From a recruiting perspective, no one on Tennessee's staff owns more signing day experience on Rocky Top than Scott Altizer, the program's director of high school relations. Altizer knows firsthand that signing day success breeds tremendous on-field potential; he remembers the Vols owning recruiting in the mid-1990s and reeling off a college football-best 45-5 stretch. Similarly, he knows recent years' shortcomings coincide directly with Tennessee's slip in the SEC hierarchy.
"The thing that you learn quickly about Coach Jones is that he comes every day with his hair on fire. It is unbelievable," says Altizer, gesturing with his hands for emphasis. "And if you really sit back and think about it, he was recruiting last year with impossible circumstances. The one thing I love about him is that even though he was short-stacked last year and it was a little disappointing, although we'll see how that class turns out as it plays forward, in coach Jones' own mind he didn't do enough. And I'm sure this year, with him, and with what makes him great, is that he's never really satisfied. That doesn't mean he doesn't enjoy it, but as seen (Wednesday) he's already driving on '15s, '16s and that's why he's the leader.

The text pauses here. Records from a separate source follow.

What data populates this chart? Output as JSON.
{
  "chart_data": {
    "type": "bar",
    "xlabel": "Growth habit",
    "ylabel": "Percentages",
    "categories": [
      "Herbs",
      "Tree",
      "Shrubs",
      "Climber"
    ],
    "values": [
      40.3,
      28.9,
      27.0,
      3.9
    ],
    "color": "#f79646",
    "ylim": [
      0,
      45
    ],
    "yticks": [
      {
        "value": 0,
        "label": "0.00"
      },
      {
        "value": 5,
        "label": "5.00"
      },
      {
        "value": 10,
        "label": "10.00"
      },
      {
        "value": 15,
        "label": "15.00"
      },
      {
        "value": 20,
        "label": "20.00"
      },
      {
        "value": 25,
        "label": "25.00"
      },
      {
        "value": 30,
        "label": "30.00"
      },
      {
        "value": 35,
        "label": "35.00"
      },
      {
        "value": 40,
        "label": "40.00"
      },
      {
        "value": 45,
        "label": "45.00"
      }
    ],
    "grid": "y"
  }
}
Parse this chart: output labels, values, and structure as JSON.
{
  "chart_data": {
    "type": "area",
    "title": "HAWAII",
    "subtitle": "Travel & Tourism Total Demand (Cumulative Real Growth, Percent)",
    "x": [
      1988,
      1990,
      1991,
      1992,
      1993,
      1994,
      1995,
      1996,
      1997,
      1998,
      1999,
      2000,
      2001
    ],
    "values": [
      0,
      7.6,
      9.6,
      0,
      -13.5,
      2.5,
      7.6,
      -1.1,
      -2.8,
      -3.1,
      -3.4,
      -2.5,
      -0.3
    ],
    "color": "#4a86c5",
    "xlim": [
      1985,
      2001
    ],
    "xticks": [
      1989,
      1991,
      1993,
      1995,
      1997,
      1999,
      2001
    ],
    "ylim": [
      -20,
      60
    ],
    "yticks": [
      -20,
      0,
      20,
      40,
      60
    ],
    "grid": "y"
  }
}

"Where he sets the tone, everybody follows. I think last year when he mentioned that, I didn't really have a doubt that we'd be sitting here where we are today. I don't think I ever expected it to happen as quickly as we did. But I think that's seeing things change anyway. Recruiting is much different than it used to be, and I don't think, I think the days of getting 15 people on the last day is not going to happen anymore because schools have to plan. You've really got to be ahead of the curve, and that's the one thing Coach does. He keeps us ahead of the curve all the time. We had a lot of great plans for a bunch of different things, different rule changes got in the way and changed on the fly that came up or it may have been even more impressive."
The curve, of course, is what Tennessee is seeking to shorten, then straighten. Those four consecutive losing seasons that about this expectation-laden recruiting haul? History's benchmarks for college football's eighth-winningest program are not kind; the Chicago Cubs were defending a World Series title the last time the Vols were heading into a stretch of four-straight non-winning seasons.
This, however, is a day of hope even if it is a day that never ends.
"It's a pride for Tennessee of trying to build this program back, and we've said it from day one walking in these doors," Jones says. "It's easy to go somewhere where a program is established and winning. We want individuals who have that competitive character who want to get Tennessee back, and that's what this class brings us. Very pleased with the class. I thought our staff did a tremendous job. But everyone associated with Tennessee football, from our administration to our fan base to everyone, they've done a great job of helping us establish and really get this class done."
By 12:55 p.m., the bricks are being emptied from the room and one signing day gives way to another. Jones' phone is buzzing. February 4, 2015, seems like it's practically arriving as he speaks.